Pitch                      Gérard Lanvin, Michaël Cohen et Géraldine Pailhas. Luc Roux / UGC

Le décès du propriétaire d'un cabaret niçois précipite les retrouvailles des membres d'une famille.

Emmanuelle Béart. Luc Roux / UGC

Aucune envolée dans les interprétations. Aucun rythme dans l'intrigue. Aucune étincelle dans les rencontres entre ces acteurs desquels on attend infiniment plus. Ce film choral rejoint la plupart des autres de son genre, ceux où chaque star est mise sous l'éteignoir dans leur mise sous les projecteurs fade ou alors zappeuse. De Miou-Miou à Claude Brasseur, en passant par Gérard Lanvin, Catherine Deneuve, Emmanuelle Béart et Géraldine Pailhas, vous aviez avec Le Héros de la famille, les ingrédients d'un bon cinéma. Mais au contraire, vous n'avez rien.

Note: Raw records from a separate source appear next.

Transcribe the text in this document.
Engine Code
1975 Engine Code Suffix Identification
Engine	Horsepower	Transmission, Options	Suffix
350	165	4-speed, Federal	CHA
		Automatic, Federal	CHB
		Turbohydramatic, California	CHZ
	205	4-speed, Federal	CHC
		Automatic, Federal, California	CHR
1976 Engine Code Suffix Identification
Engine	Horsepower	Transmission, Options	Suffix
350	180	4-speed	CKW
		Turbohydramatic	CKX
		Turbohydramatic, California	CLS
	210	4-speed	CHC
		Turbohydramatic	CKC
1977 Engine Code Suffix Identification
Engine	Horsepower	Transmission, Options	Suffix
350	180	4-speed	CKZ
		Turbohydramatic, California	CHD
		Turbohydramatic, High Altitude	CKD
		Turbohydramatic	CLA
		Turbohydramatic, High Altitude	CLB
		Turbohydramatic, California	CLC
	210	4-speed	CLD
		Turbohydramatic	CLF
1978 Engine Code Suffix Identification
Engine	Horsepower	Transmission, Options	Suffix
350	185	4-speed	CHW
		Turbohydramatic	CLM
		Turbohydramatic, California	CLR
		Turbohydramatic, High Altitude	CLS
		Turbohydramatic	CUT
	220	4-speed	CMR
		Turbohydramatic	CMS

Des insignifiances d'histoire pour amener des stéréotypes, des interprétations à la limite du monolithique. Le manque d'envie et d'inspiration fait presque suggérer qu'ils sont tous là pour empocher leur cachet. Le dénouement final est à l'image du film : il n'existe pas. On en sort déçu, quand on savait la renommée des acteurs présents : on vogue d'insignifiances en insignifiances mais on reste quand même jusqu'au bout parce qu'on se dit que « c'est pas possible », « pas à ce point-là » ?!? bah si !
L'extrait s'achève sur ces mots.